= Jamieson v HM Advocate =

Jamieson v HM Advocate is a notable legal case which established a precedent in Scotland which held that a man does not commit rape where he honestly, albeit unreasonably, believes his victim is consenting. This was a criminal case decided by the High Court of Justiciary sitting as the Court of Criminal Appeal. The appeal case was heard before a panel of three judges with the Lord Justice-General (Lord Hope) as president, with Lord Allanbridge and Lord Cowie. The case is reported at 1994 SLT 537.

The decision relies upon the point that in Scots Law, a criminal act consists of two elements, the factual act done and the mens rea or intention of the perpetrator in carrying out that action. The crime of rape consisted, at that time, of a man having vaginal sexual intercourse with a woman without her consent, with the crime of rape being defined at common law. Therefore, it was held that the mens rea element is that the man either believes the woman is not consenting or is "reckless or indifferent to the matter of consent". Accordingly, it was held that if the man genuinely believes the woman is consenting, he is not committing the specific crime of rape. This was established law per the cited cases of Sweeney v. X 1982 S.C.C.R. 509 and Meek v. H.M. Advocate 1983 S.L.T. 280.

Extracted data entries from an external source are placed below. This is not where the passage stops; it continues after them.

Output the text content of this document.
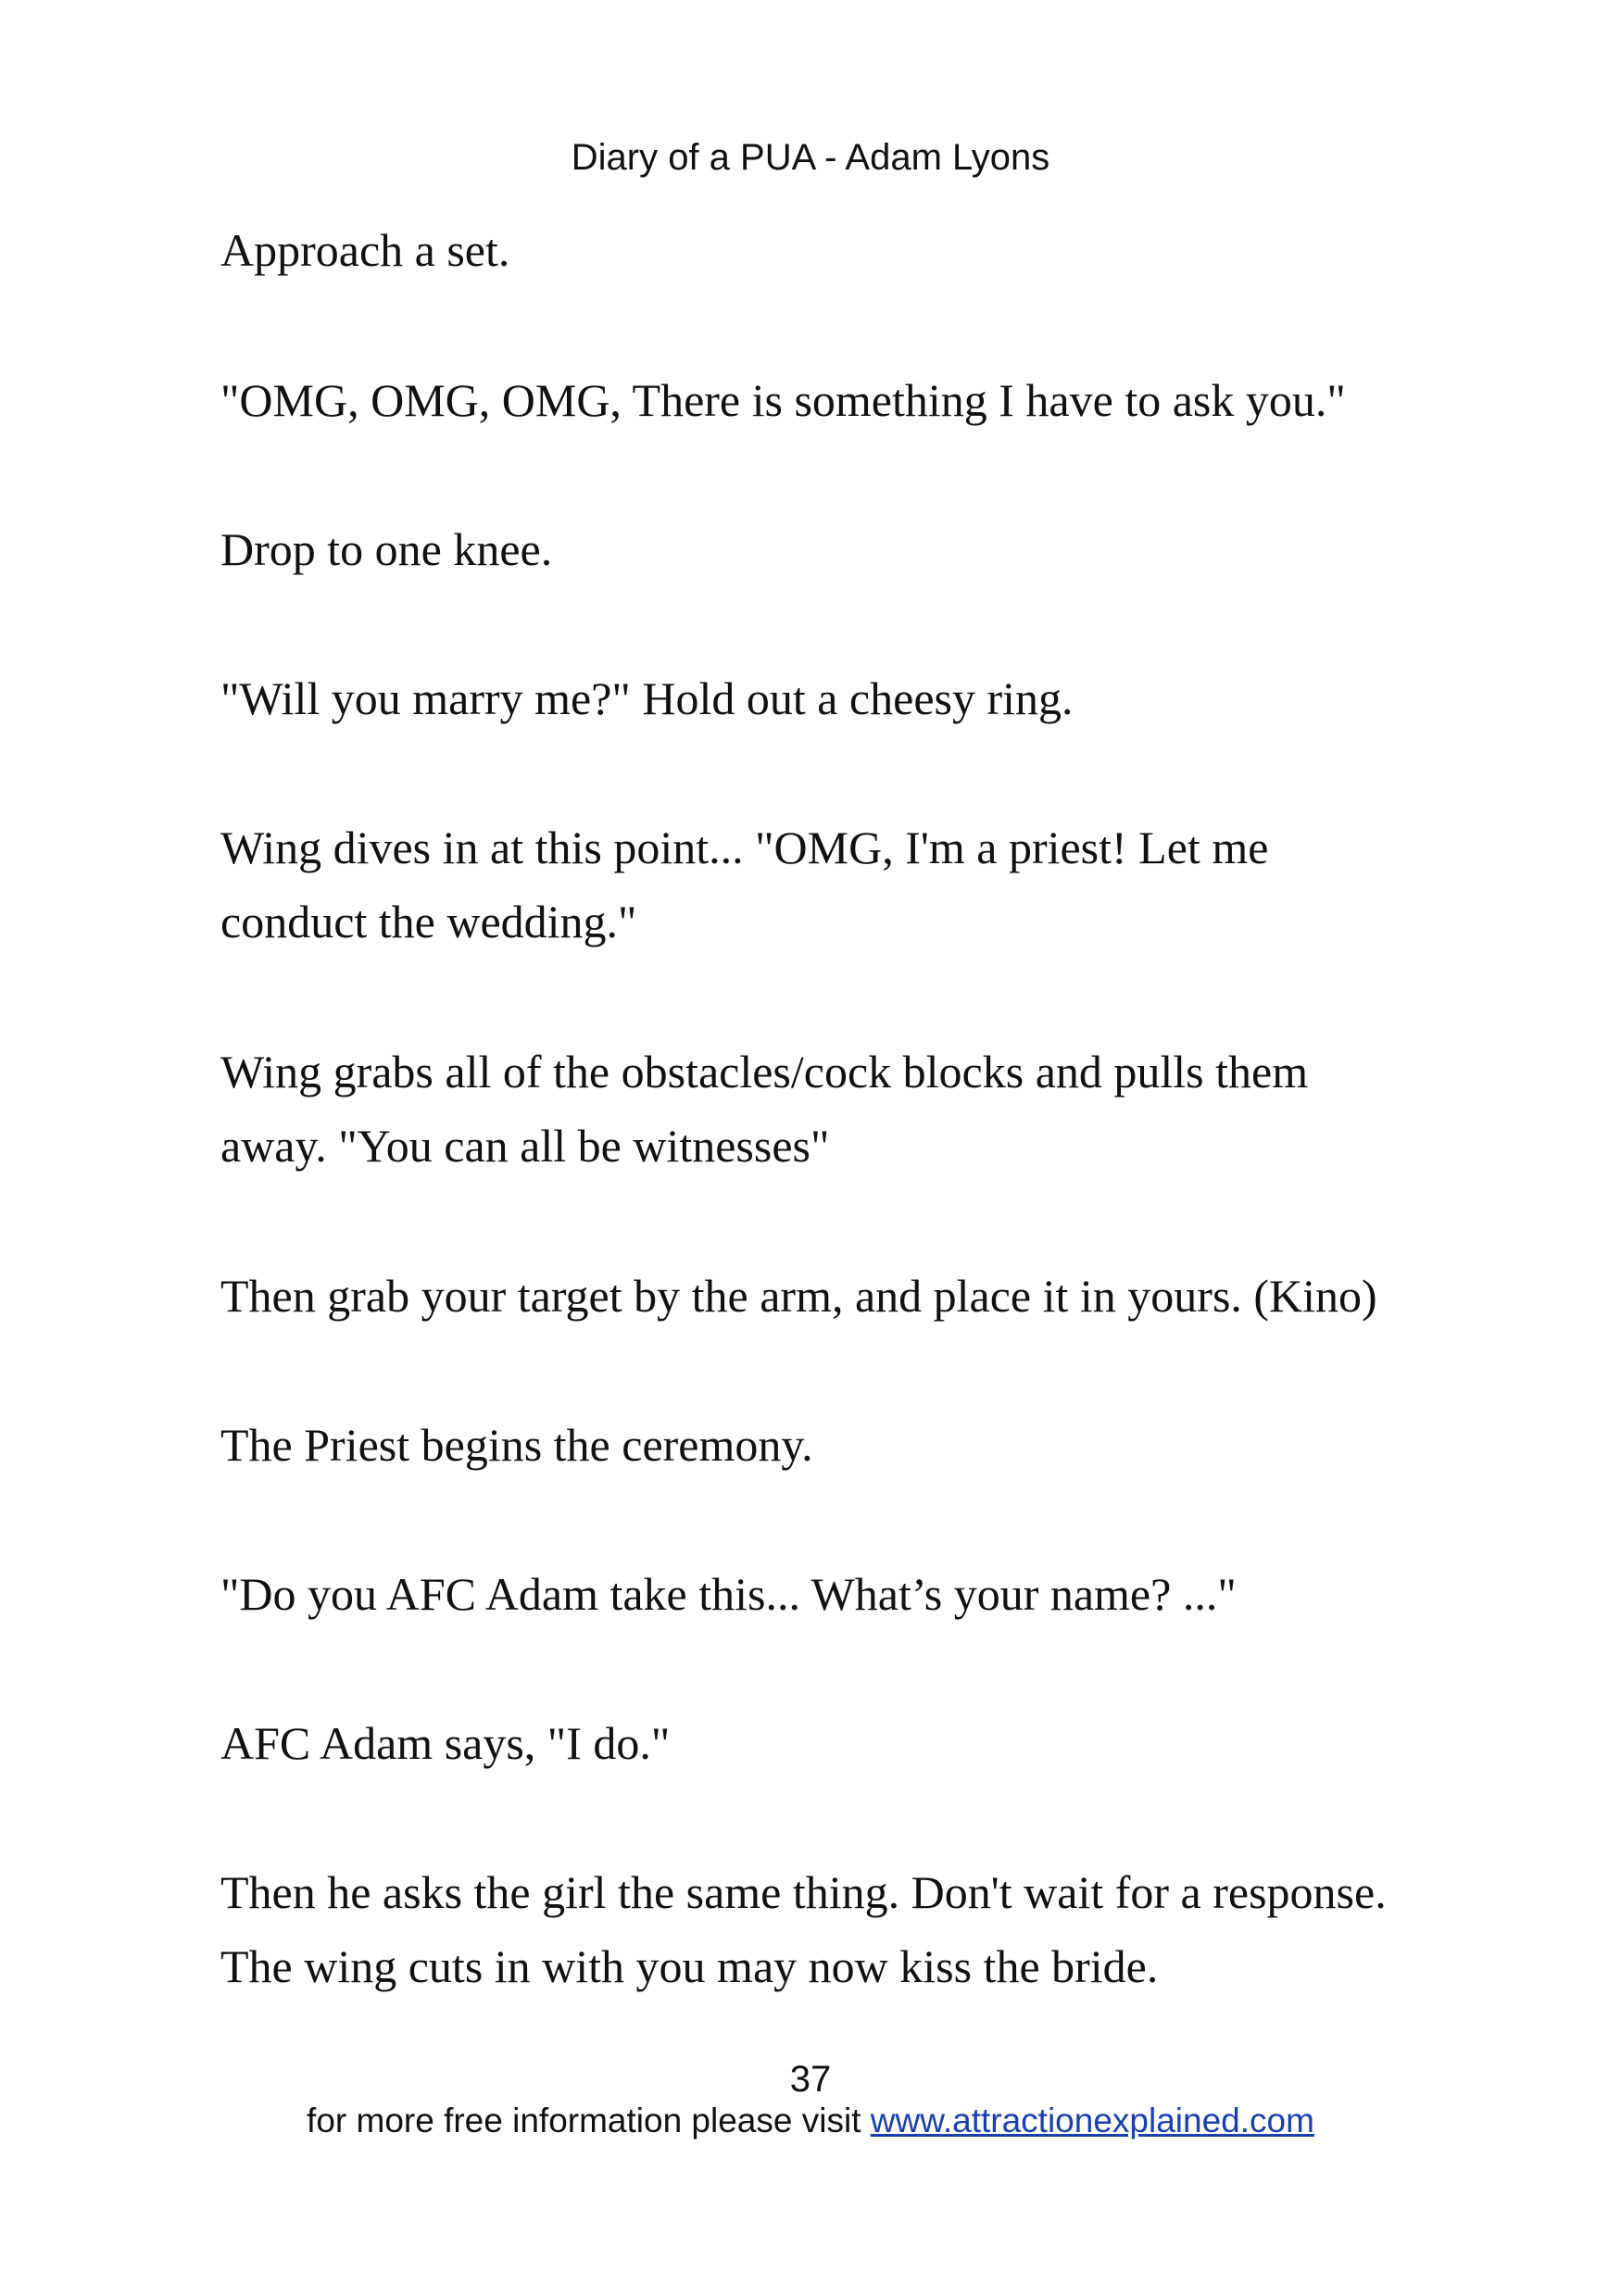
Diary of a PUA - Adam Lyons
Approach a set.
"OMG, OMG, OMG, There is something I have to ask you."
Drop to one knee.
"Will you marry me?" Hold out a cheesy ring.
Wing dives in at this point... "OMG, I'm a priest! Let me
conduct the wedding."
Wing grabs all of the obstacles/cock blocks and pulls them
away. "You can all be witnesses"
Then grab your target by the arm, and place it in yours. (Kino)
The Priest begins the ceremony.
"Do you AFC Adam take this... What’s your name? ..."
AFC Adam says, "I do."
Then he asks the girl the same thing. Don't wait for a response.
The wing cuts in with you may now kiss the bride.
37
for more free information please visit www.attractionexplained.com
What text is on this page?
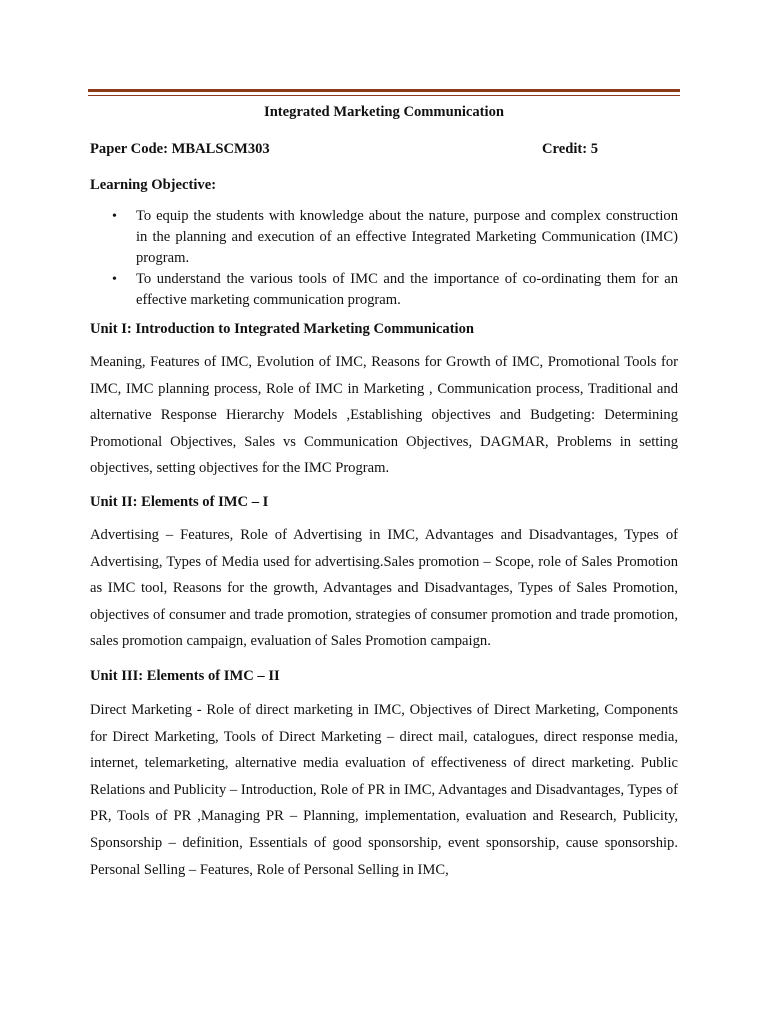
Integrated Marketing Communication
Paper Code: MBALSCM303	Credit: 5
Learning Objective:
• To equip the students with knowledge about the nature, purpose and complex construction in the planning and execution of an effective Integrated Marketing Communication (IMC) program.
• To understand the various tools of IMC and the importance of co-ordinating them for an effective marketing communication program.
Unit I: Introduction to Integrated Marketing Communication
Meaning, Features of IMC, Evolution of IMC, Reasons for Growth of IMC, Promotional Tools for IMC, IMC planning process, Role of IMC in Marketing , Communication process, Traditional and alternative Response Hierarchy Models ,Establishing objectives and Budgeting: Determining Promotional Objectives, Sales vs Communication Objectives, DAGMAR, Problems in setting objectives, setting objectives for the IMC Program.
Unit II: Elements of IMC – I
Advertising – Features, Role of Advertising in IMC, Advantages and Disadvantages, Types of Advertising, Types of Media used for advertising.Sales promotion – Scope, role of Sales Promotion as IMC tool, Reasons for the growth, Advantages and Disadvantages, Types of Sales Promotion, objectives of consumer and trade promotion, strategies of consumer promotion and trade promotion, sales promotion campaign, evaluation of Sales Promotion campaign.
Unit III: Elements of IMC – II
Direct Marketing - Role of direct marketing in IMC, Objectives of Direct Marketing, Components for Direct Marketing, Tools of Direct Marketing – direct mail, catalogues, direct response media, internet, telemarketing, alternative media evaluation of effectiveness of direct marketing. Public Relations and Publicity – Introduction, Role of PR in IMC, Advantages and Disadvantages, Types of PR, Tools of PR ,Managing PR – Planning, implementation, evaluation and Research, Publicity, Sponsorship – definition, Essentials of good sponsorship, event sponsorship, cause sponsorship. Personal Selling – Features, Role of Personal Selling in IMC,
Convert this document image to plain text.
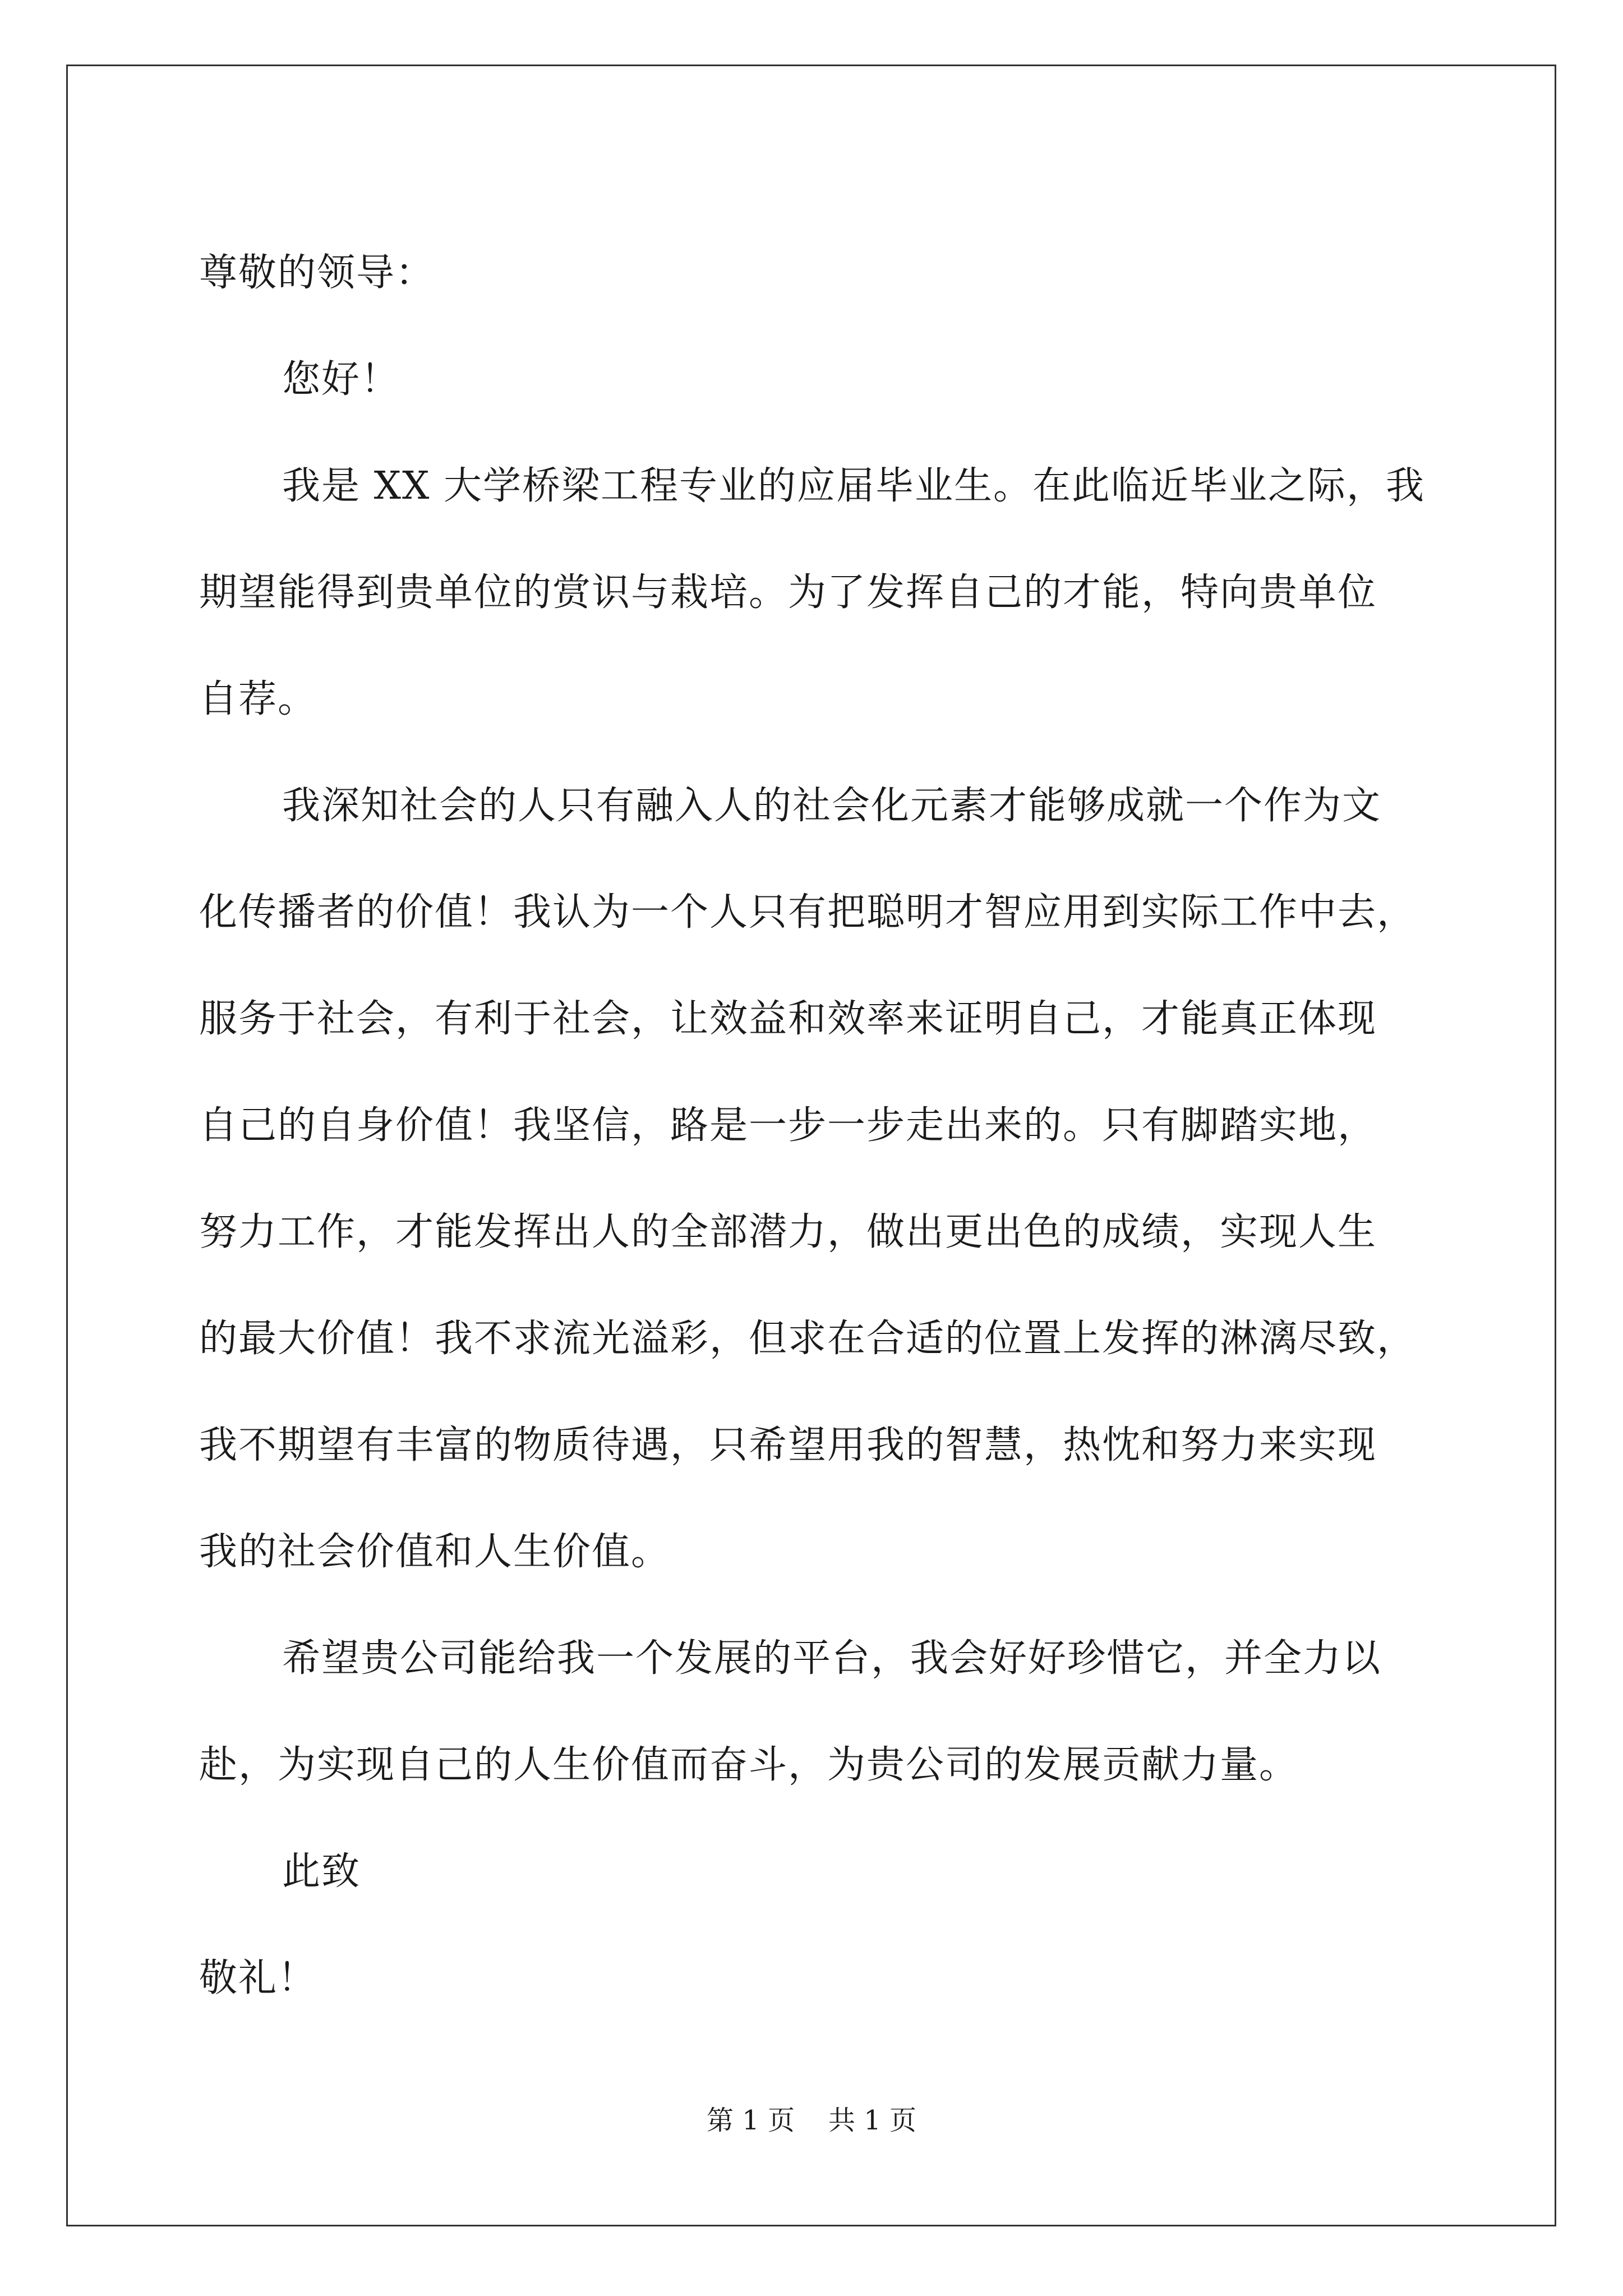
尊敬的领导：
您好！
我是 XX 大学桥梁工程专业的应届毕业生。在此临近毕业之际，我
期望能得到贵单位的赏识与栽培。为了发挥自己的才能，特向贵单位
自荐。
我深知社会的人只有融入人的社会化元素才能够成就一个作为文
化传播者的价值！我认为一个人只有把聪明才智应用到实际工作中去，
服务于社会，有利于社会，让效益和效率来证明自己，才能真正体现
自己的自身价值！我坚信，路是一步一步走出来的。只有脚踏实地，
努力工作，才能发挥出人的全部潜力，做出更出色的成绩，实现人生
的最大价值！我不求流光溢彩，但求在合适的位置上发挥的淋漓尽致，
我不期望有丰富的物质待遇，只希望用我的智慧，热忱和努力来实现
我的社会价值和人生价值。
希望贵公司能给我一个发展的平台，我会好好珍惜它，并全力以
赴，为实现自己的人生价值而奋斗，为贵公司的发展贡献力量。
此致
敬礼！
第 1 页 共 1 页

In Jamieson the specific point was whether this belief requires to be based on objectively reasonable grounds, or if it was sufficient that the alleged perpetrator genuinely held this belief even although another person in the same circumstances might not have the same belief. The decision was that honest belief is all that is required, although an absence of reasonable grounds to hold such a belief would affect whether a jury would accept if as a matter of fact he did genuinely believe this.

This precedent is unlikely to be considered as still 'good law' as the Sexual Offences (Scotland) Act 2009 (which provided the first statutory definition of rape and of consent) states at S.1 (1)(b) that [a person 'A' commits rape upon 'B'] "(b)without any reasonable belief that B consents".